Sergeant Tehan’s tank was the first hit and burst into flame. The gun that got him was knocked out. The next two tanks were hit simultaneously as they were firing at other anti-tank guns. One of the tanks was Staff Sergeant Mangiacotti’s, who was up for a field commision. The other tank was under the command of Sergeant Moore. The last tank to be hit was Sergeant Corey’s and it too burst into flame. Sergeant Sandusky managed to get under cover and he raised so much hell with the Germans that they thought it was another armored attack and shifted their own direction of attack.
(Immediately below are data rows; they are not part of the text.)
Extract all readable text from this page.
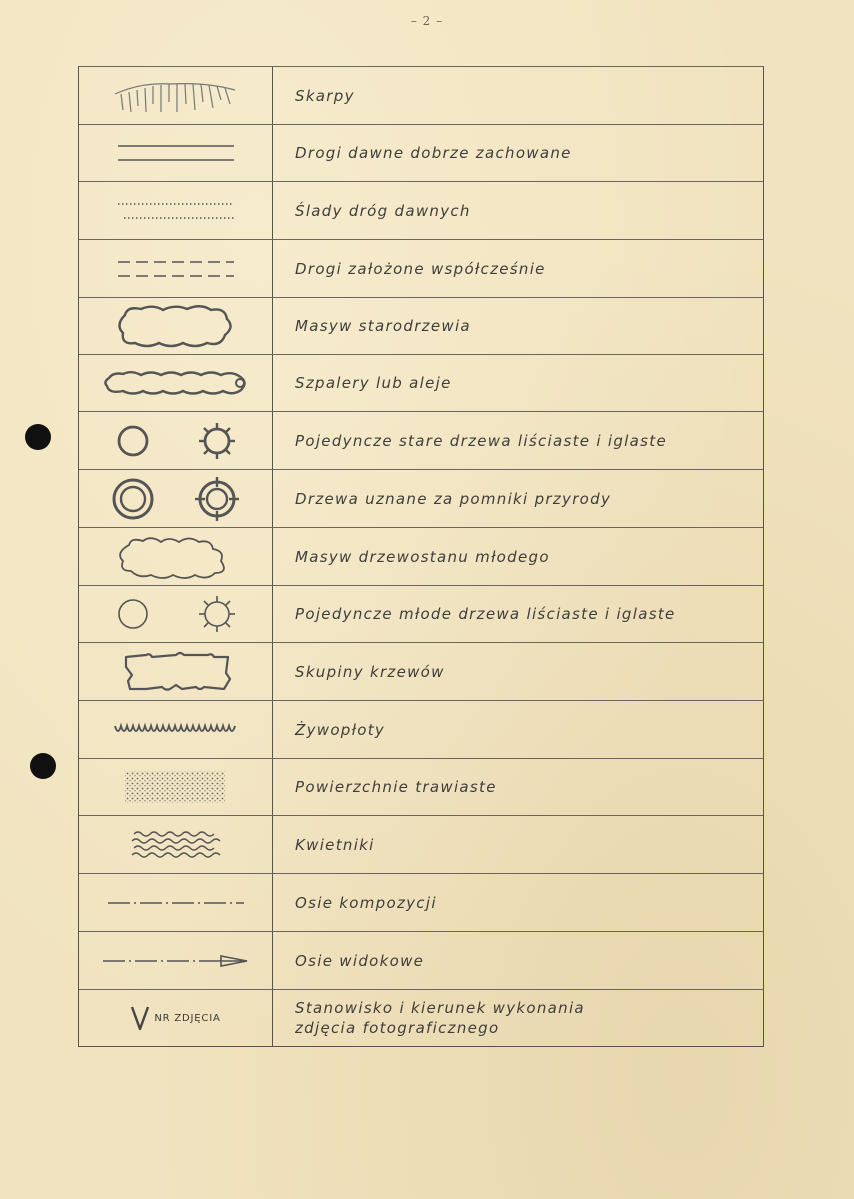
– 2 –
Skarpy
Drogi dawne dobrze zachowane
Ślady dróg dawnych
Drogi założone współcześnie
Masyw starodrzewia
Szpalery lub aleje
Pojedyncze stare drzewa liściaste i iglaste
Drzewa uznane za pomniki przyrody
Masyw drzewostanu młodego
Pojedyncze młode drzewa liściaste i iglaste
Skupiny krzewów
Żywopłoty
Powierzchnie trawiaste
Kwietniki
Osie kompozycji
Osie widokowe
NR ZDJĘCIA
Stanowisko i kierunek wykonania
zdjęcia fotograficznego
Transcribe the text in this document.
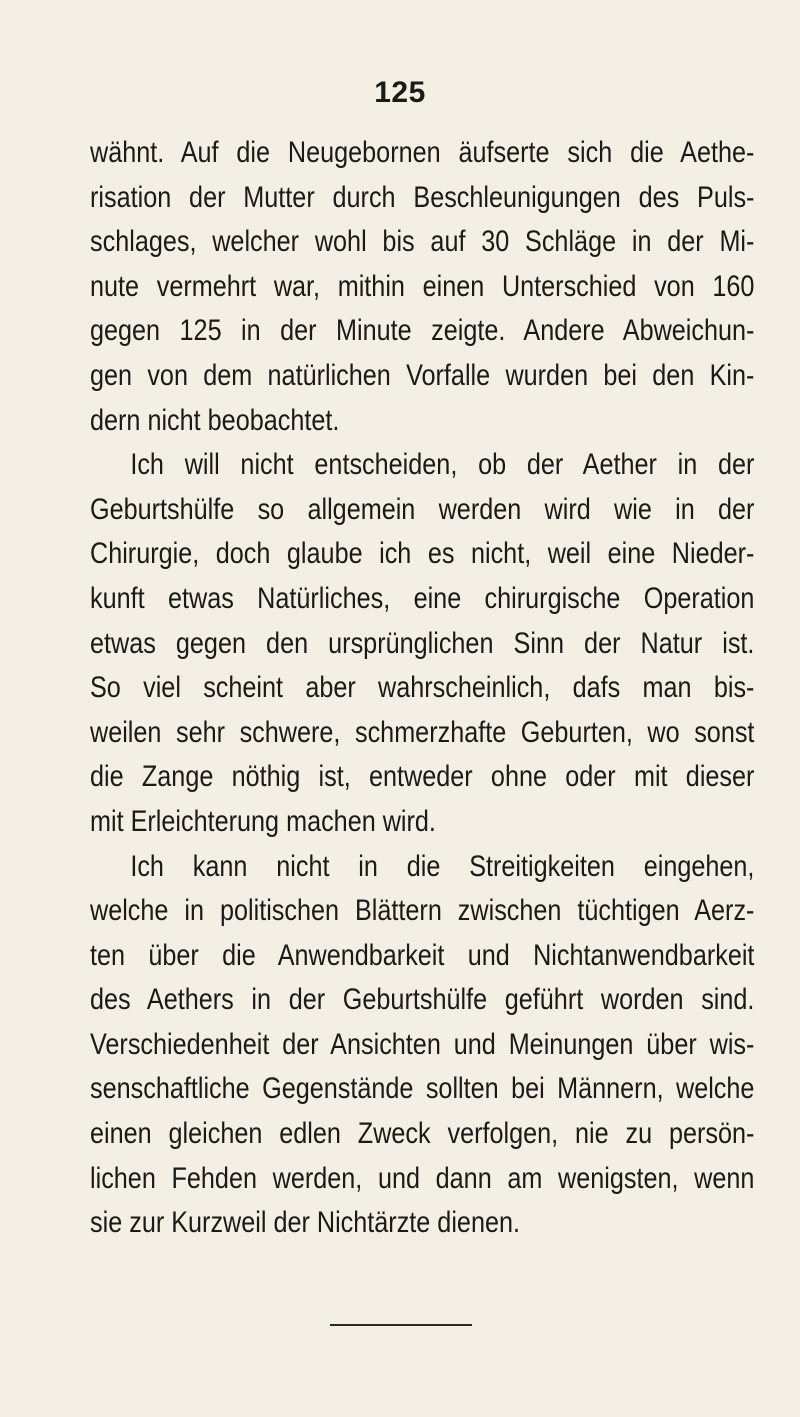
125
wähnt. Auf die Neugebornen äufserte sich die Aethe-
risation der Mutter durch Beschleunigungen des Puls-
schlages, welcher wohl bis auf 30 Schläge in der Mi-
nute vermehrt war, mithin einen Unterschied von 160
gegen 125 in der Minute zeigte. Andere Abweichun-
gen von dem natürlichen Vorfalle wurden bei den Kin-
dern nicht beobachtet.
Ich will nicht entscheiden, ob der Aether in der
Geburtshülfe so allgemein werden wird wie in der
Chirurgie, doch glaube ich es nicht, weil eine Nieder-
kunft etwas Natürliches, eine chirurgische Operation
etwas gegen den ursprünglichen Sinn der Natur ist.
So viel scheint aber wahrscheinlich, dafs man bis-
weilen sehr schwere, schmerzhafte Geburten, wo sonst
die Zange nöthig ist, entweder ohne oder mit dieser
mit Erleichterung machen wird.
Ich kann nicht in die Streitigkeiten eingehen,
welche in politischen Blättern zwischen tüchtigen Aerz-
ten über die Anwendbarkeit und Nichtanwendbarkeit
des Aethers in der Geburtshülfe geführt worden sind.
Verschiedenheit der Ansichten und Meinungen über wis-
senschaftliche Gegenstände sollten bei Männern, welche
einen gleichen edlen Zweck verfolgen, nie zu persön-
lichen Fehden werden, und dann am wenigsten, wenn
sie zur Kurzweil der Nichtärzte dienen.
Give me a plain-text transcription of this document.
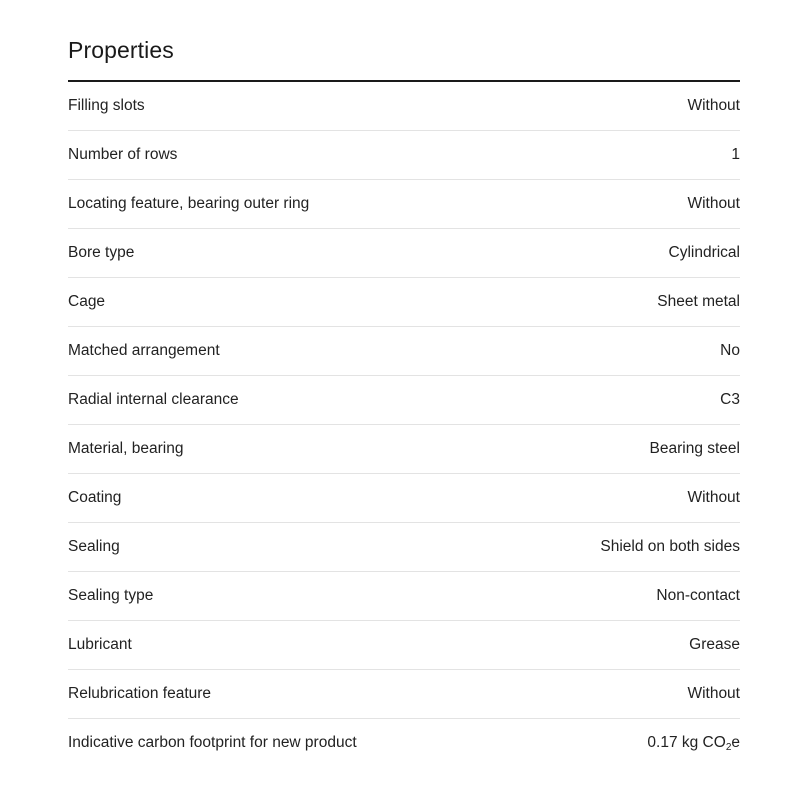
Properties
Filling slots	Without
Number of rows	1
Locating feature, bearing outer ring	Without
Bore type	Cylindrical
Cage	Sheet metal
Matched arrangement	No
Radial internal clearance	C3
Material, bearing	Bearing steel
Coating	Without
Sealing	Shield on both sides
Sealing type	Non-contact
Lubricant	Grease
Relubrication feature	Without
Indicative carbon footprint for new product	0.17 kg $CO_2e$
When Sandy was finally forced to abandon his tank, he had only three rounds of smoke left from a full load.
Meanwhile, the enemy in their new line of attack heard the 105mm Howitzers running around and thought it was another armored thrust, and again changed their direction of attack. This sent them directly across a battalion front of our infantry, who cut them to pieces. When Staff Sergeant Mangiacotti’s tank was knocked out, he was seriously wounded in the legs and got out of the burning tank only with the help his Gunner, Sergeant George Sidella (then Corporal). Sidella, who was badly burned himself, was awarded the Bronze Star and Purple Heart for this action. [Staff Sergeant Matthew “Matt” Mangiacotti, who was much loved by his men, died of his wounds soon after.]